Sensors (Basel). 2021 Oct 30;21(21):7233. doi: 10.3390/s21217233.
Atrial fibrillation (AF) is a type of cardiac arrhythmia affecting millions of people every year. This disease increases the likelihood of strokes, heart failure, and even death. While dedicated medical-grade electrocardiogram (ECG) devices can enable gold-standard analysis, these devices are expensive and require clinical settings. Recent advances in the capabilities of general-purpose smartphones and wearable technology equipped with photoplethysmography (PPG) sensors increase diagnostic accessibility for most populations. This work aims to develop a single model that can generalize AF classification across the modalities of ECG and PPG with a unified knowledge representation. This is enabled by approximating the transformation of signals obtained from low-cost wearable PPG sensors in terms of Pulse Rate Variability (PRV) to temporal Heart Rate Variability (HRV) features extracted from medical-grade ECG. This paper proposes a one-dimensional deep convolutional neural network that uses HRV-derived features for classifying 30-s heart rhythms as normal sinus rhythm or atrial fibrillation from both ECG and PPG-based sensors. The model is trained with three MIT-BIH ECG databases and is assessed on a dataset of unseen PPG signals acquired from wrist-worn wearable devices through transfer learning.
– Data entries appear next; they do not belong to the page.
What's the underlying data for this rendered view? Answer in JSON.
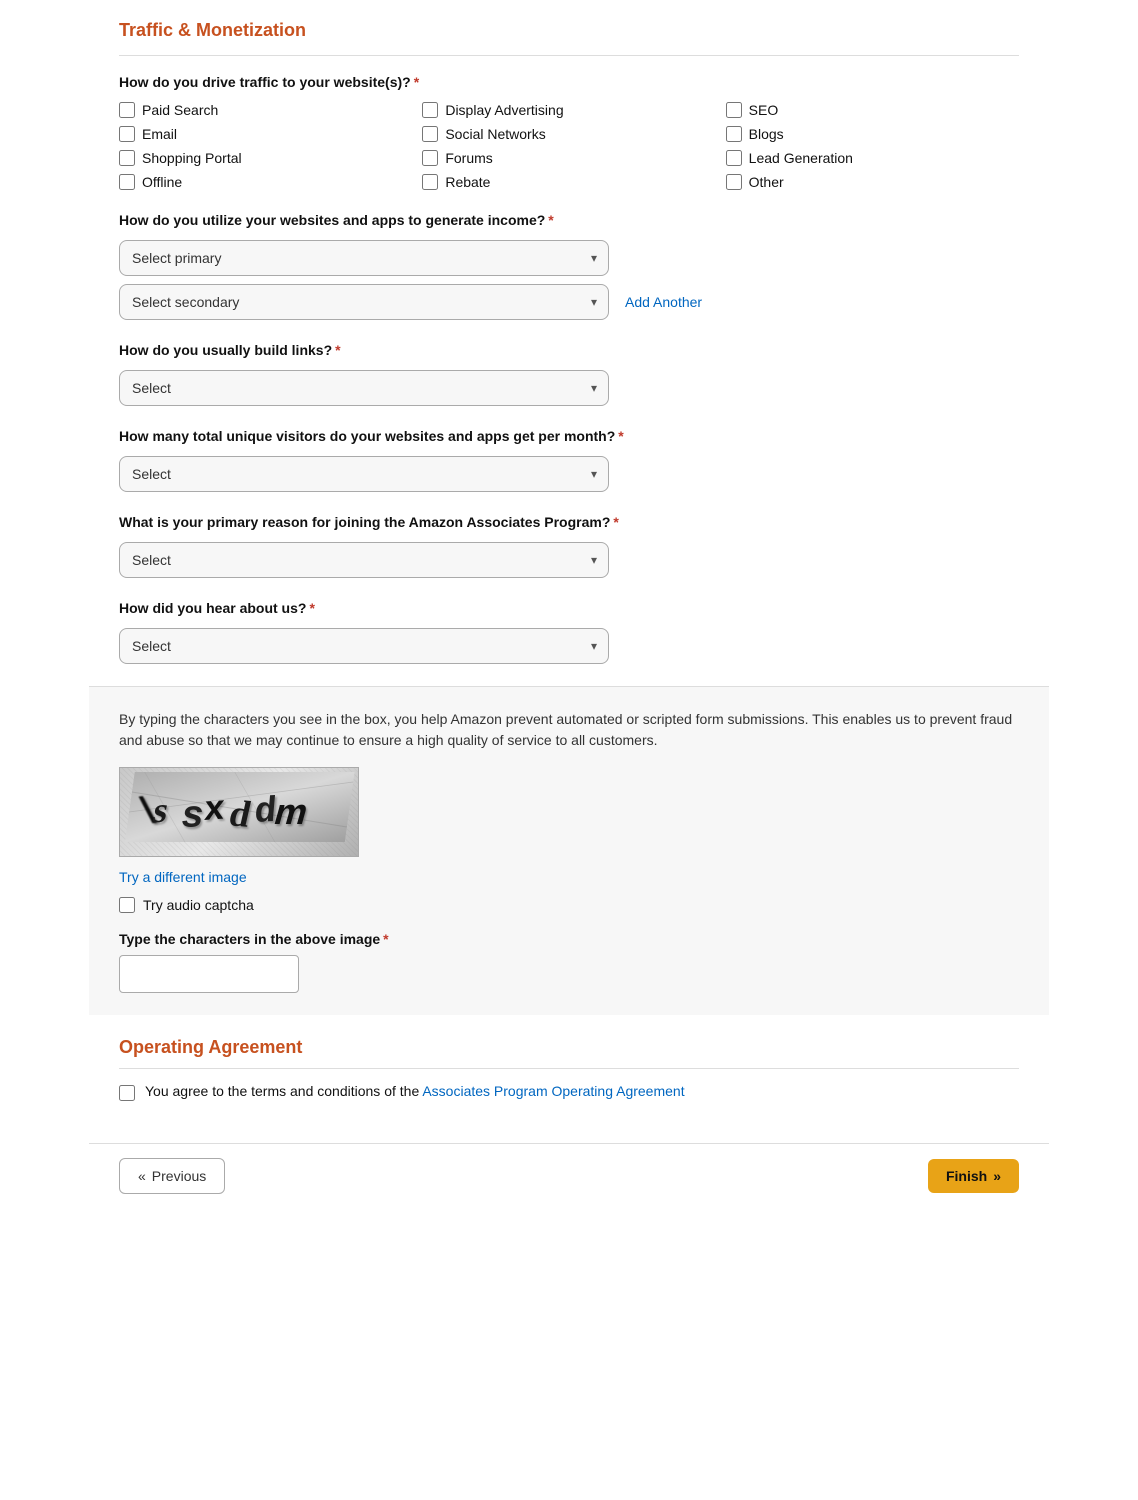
{
  "page": {
    "section_title": "Traffic & Monetization",
    "traffic_question": "How do you drive traffic to your website(s)?",
    "traffic_options": [
      {
        "id": "paid_search",
        "label": "Paid Search"
      },
      {
        "id": "display_advertising",
        "label": "Display Advertising"
      },
      {
        "id": "seo",
        "label": "SEO"
      },
      {
        "id": "email",
        "label": "Email"
      },
      {
        "id": "social_networks",
        "label": "Social Networks"
      },
      {
        "id": "blogs",
        "label": "Blogs"
      },
      {
        "id": "shopping_portal",
        "label": "Shopping Portal"
      },
      {
        "id": "forums",
        "label": "Forums"
      },
      {
        "id": "lead_generation",
        "label": "Lead Generation"
      },
      {
        "id": "offline",
        "label": "Offline"
      },
      {
        "id": "rebate",
        "label": "Rebate"
      },
      {
        "id": "other",
        "label": "Other"
      }
    ],
    "income_question": "How do you utilize your websites and apps to generate income?",
    "income_select_primary_placeholder": "Select primary",
    "income_select_secondary_placeholder": "Select secondary",
    "add_another_label": "Add Another",
    "build_links_question": "How do you usually build links?",
    "build_links_placeholder": "Select",
    "visitors_question": "How many total unique visitors do your websites and apps get per month?",
    "visitors_placeholder": "Select",
    "join_reason_question": "What is your primary reason for joining the Amazon Associates Program?",
    "join_reason_placeholder": "Select",
    "hear_about_question": "How did you hear about us?",
    "hear_about_placeholder": "Select",
    "captcha_desc": "By typing the characters you see in the box, you help Amazon prevent automated or scripted form submissions. This enables us to prevent fraud and abuse so that we may continue to ensure a high quality of service to all customers.",
    "captcha_text": "ssxddm",
    "captcha_try_diff": "Try a different image",
    "captcha_audio_label": "Try audio captcha",
    "captcha_input_label": "Type the characters in the above image",
    "operating_title": "Operating Agreement",
    "operating_agreement_text": "You agree to the terms and conditions of the ",
    "operating_agreement_link_text": "Associates Program Operating Agreement",
    "btn_previous": "Previous",
    "btn_finish": "Finish",
    "chevron": "▾",
    "previous_icon": "«",
    "finish_icon": "»"
  }
}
The model achieved the aggregate binary classification performance measures of accuracy: 95.50%, sensitivity: 94.50%, and specificity: 96.00% across a five-fold cross-validation strategy on the ECG datasets. It also achieved 95.10% accuracy, 94.60% sensitivity, 95.20% specificity on an unseen PPG dataset. The results show considerable promise towards seamless adaptation of gold-standard ECG trained models for non-ambulatory AF detection with consumer wearable devices through HRV-based knowledge transfer.
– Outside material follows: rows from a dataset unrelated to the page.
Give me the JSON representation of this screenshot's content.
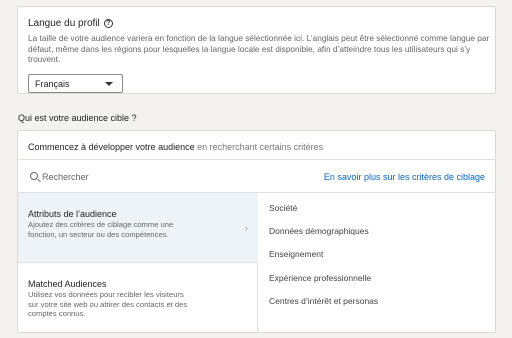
{
  "profile": {
    "title": "Langue du profil",
    "help_icon": "help-circle-icon",
    "description": "La taille de votre audience variera en fonction de la langue sélectionnée ici. L’anglais peut être sélectionné comme langue par défaut, même dans les régions pour lesquelles la langue locale est disponible, afin d’atteindre tous les utilisateurs qui s’y trouvent.",
    "language_selected": "Français"
  },
  "audience": {
    "section_title": "Qui est votre audience cible ?",
    "header_bold": "Commencez à développer votre audience",
    "header_light": " en recherchant certains critères",
    "search_placeholder": "Rechercher",
    "learn_more": "En savoir plus sur les critères de ciblage",
    "categories": [
      {
        "title": "Attributs de l’audience",
        "description": "Ajoutez des critères de ciblage comme une fonction, un secteur ou des compétences.",
        "selected": true
      },
      {
        "title": "Matched Audiences",
        "description": "Utilisez vos données pour recibler les visiteurs sur votre site web ou attirer des contacts et des comptes connus.",
        "selected": false
      }
    ],
    "options": [
      "Société",
      "Données démographiques",
      "Enseignement",
      "Expérience professionnelle",
      "Centres d’intérêt et personas"
    ]
  },
  "colors": {
    "link": "#0a66c2",
    "selected_bg": "#eef3f8",
    "page_bg": "#f3f2ef"
  }
}
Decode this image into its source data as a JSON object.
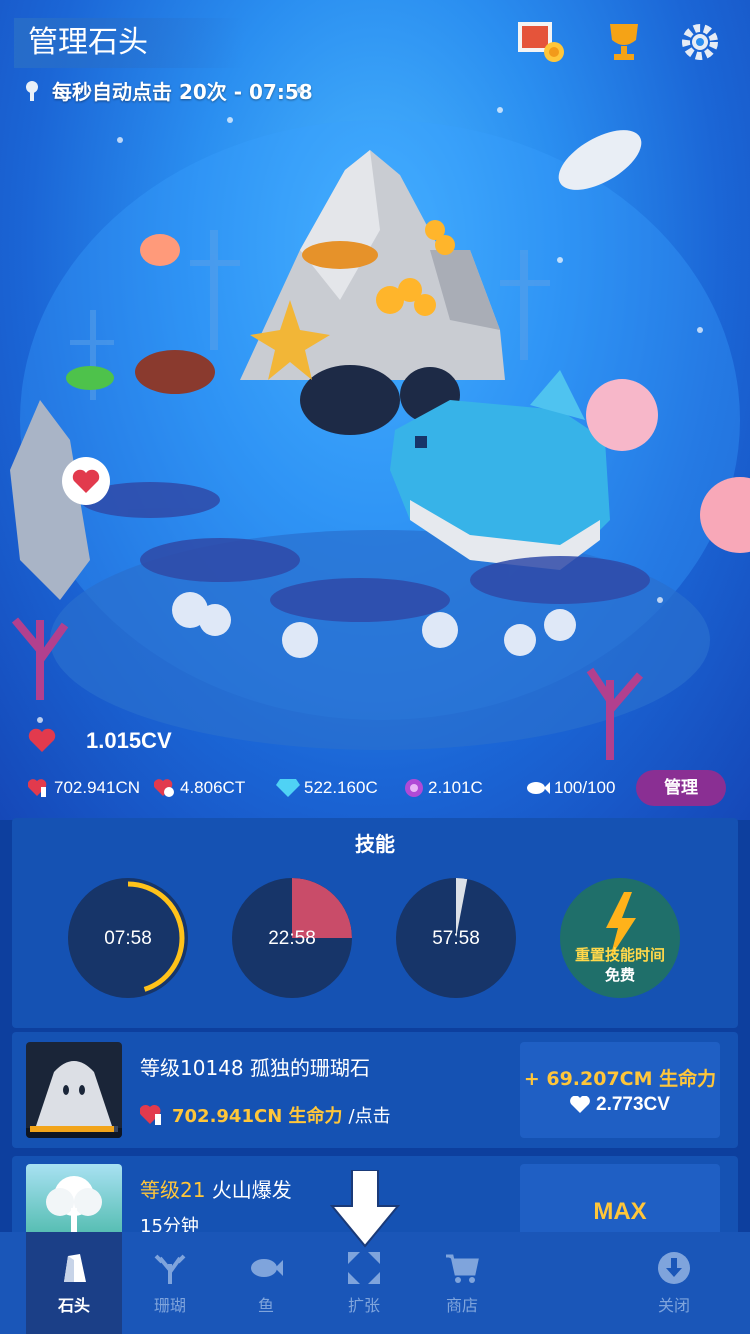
{
  "header": {
    "title": "管理石头",
    "auto_tap": "每秒自动点击 20次 - 07:58"
  },
  "resources": {
    "total_life": "1.015CV",
    "life_per_tap": "702.941CN",
    "timer_currency": "4.806CT",
    "gems": "522.160C",
    "pearls": "2.101C",
    "fish_capacity": "100/100",
    "manage_label": "管理"
  },
  "skills": {
    "title": "技能",
    "items": [
      {
        "time": "07:58",
        "progress": 0.45,
        "color": "#ffc21a"
      },
      {
        "time": "22:58",
        "progress": 0.25,
        "color": "#e9506a"
      },
      {
        "time": "57:58",
        "progress": 0.03,
        "color": "#ffffff"
      }
    ],
    "reset_label": "重置技能时间",
    "reset_cost": "免费"
  },
  "upgrades": [
    {
      "name": "等级10148 孤独的珊瑚石",
      "effect_value": "702.941CN 生命力",
      "effect_suffix": "/点击",
      "button_gain": "+ 69.207CM 生命力",
      "button_cost": "2.773CV",
      "progress": 0.95
    },
    {
      "name_level": "等级21",
      "name_title": "火山爆发",
      "sub": "15分钟",
      "button_label": "MAX"
    }
  ],
  "nav": {
    "items": [
      {
        "label": "石头",
        "icon": "rock-icon",
        "active": true
      },
      {
        "label": "珊瑚",
        "icon": "coral-icon",
        "active": false
      },
      {
        "label": "鱼",
        "icon": "fish-icon",
        "active": false
      },
      {
        "label": "扩张",
        "icon": "expand-icon",
        "active": false
      },
      {
        "label": "商店",
        "icon": "cart-icon",
        "active": false
      },
      {
        "label": "关闭",
        "icon": "close-down-icon",
        "active": false
      }
    ]
  },
  "colors": {
    "accent_gold": "#ffc63a",
    "manage_purple": "#8a2f93",
    "panel_blue": "#1552b3"
  }
}
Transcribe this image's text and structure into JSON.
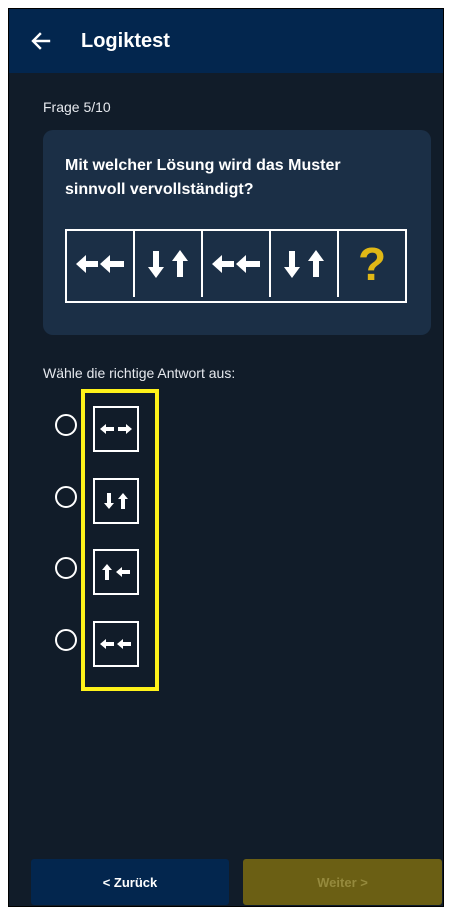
{
  "appbar": {
    "title": "Logiktest",
    "back_icon": "arrow-left-icon"
  },
  "progress": "Frage 5/10",
  "question": {
    "text": "Mit welcher Lösung wird das Muster sinnvoll vervollständigt?",
    "sequence": [
      "left-left",
      "down-up",
      "left-left",
      "down-up",
      "?"
    ],
    "missing_label": "?"
  },
  "prompt": "Wähle die richtige Antwort aus:",
  "options": [
    {
      "id": "A",
      "pattern": "left-right"
    },
    {
      "id": "B",
      "pattern": "down-up"
    },
    {
      "id": "C",
      "pattern": "up-left"
    },
    {
      "id": "D",
      "pattern": "left-left"
    }
  ],
  "buttons": {
    "back": "< Zurück",
    "next": "Weiter >"
  },
  "colors": {
    "appbar": "#03264e",
    "background": "#111c29",
    "card": "#1b2f46",
    "question_mark": "#e0b816",
    "highlight": "#fff21a",
    "next_disabled": "#6b5f14"
  }
}
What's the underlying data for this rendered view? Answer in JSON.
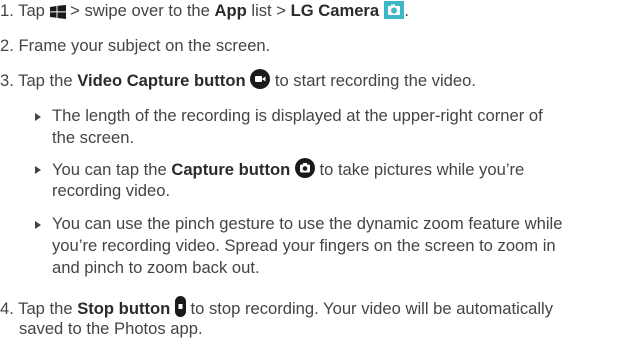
{
  "steps": [
    {
      "num": "1.",
      "parts": [
        "Tap ",
        " > swipe over to the ",
        "App",
        " list > ",
        "LG Camera",
        " ."
      ]
    },
    {
      "num": "2.",
      "text": "Frame your subject on the screen."
    },
    {
      "num": "3.",
      "parts": [
        "Tap the ",
        "Video Capture button",
        " to start recording the video."
      ]
    },
    {
      "num": "4.",
      "parts": [
        "Tap the ",
        "Stop button",
        " to stop recording. Your video will be automatically"
      ],
      "cont": "saved to the Photos app."
    }
  ],
  "bullets": [
    {
      "lines": [
        "The length of the recording is displayed at the upper-right corner of",
        "the screen."
      ]
    },
    {
      "parts": [
        "You can tap the ",
        "Capture button",
        " to take pictures while you’re"
      ],
      "cont": "recording video."
    },
    {
      "lines": [
        "You can use the pinch gesture to use the dynamic zoom feature while",
        "you’re recording video. Spread your fingers on the screen to zoom in",
        "and pinch to zoom back out."
      ]
    }
  ],
  "icons": {
    "windows": "windows-logo-icon",
    "camera_app": "lg-camera-app-icon",
    "video_capture": "video-capture-button-icon",
    "capture": "capture-button-icon",
    "stop": "stop-button-icon",
    "bullet": "triangle-bullet-icon"
  },
  "colors": {
    "text": "#444444",
    "icon_dark": "#1a1a1a",
    "camera_teal": "#3fb8c6"
  }
}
心房颤动(AF)是一种影响每年数百万人的心律失常。这种疾病增加了中风、心力衰竭甚至死亡的可能性。虽然专门的医疗级心电图(ECG)设备可以进行黄金标准分析,但这些设备昂贵且需要临床环境。通用智能手机和配备光电容积脉搏波(PPG)传感器的可穿戴技术的功能最近取得了进展,这增加了大多数人群的诊断可及性。本工作旨在开发一种单一模型,该模型可以通过统一的知识表示来概括 ECG 和 PPG 模态中的 AF 分类。这是通过根据脉冲率变异性(PRV)来近似从低成本可穿戴 PPG 传感器获得的信号的变换来实现的,该变换被转换为从医疗级 ECG 提取的时间心率变异性(HRV)特征。本文提出了一种一维深度卷积神经网络,该网络使用 HRV 衍生特征来对来自 ECG 和 PPG 传感器的 30 秒心脏节律进行分类,将其分类为正常窦性节律或心房颤动。该模型使用三个 MIT-BIH ECG 数据库进行训练,并通过迁移学习在从腕戴式可穿戴设备采集的未见过的 PPG 信号数据集上进行评估。该模型在 ECG 数据集的五重交叉验证策略上实现了综合二进制分类性能指标的准确性:95.50%,敏感性:94.50%和特异性:96.00%。它在未见过的 PPG 数据集上也达到了 95.10%的准确性,94.60%的敏感性和 95.20%的特异性。结果表明,通过基于 HRV 的知识转移,通过消费者可穿戴设备对非卧床 AF 进行检测,对黄金标准 ECG 训练模型进行无缝适配具有相当大的前景。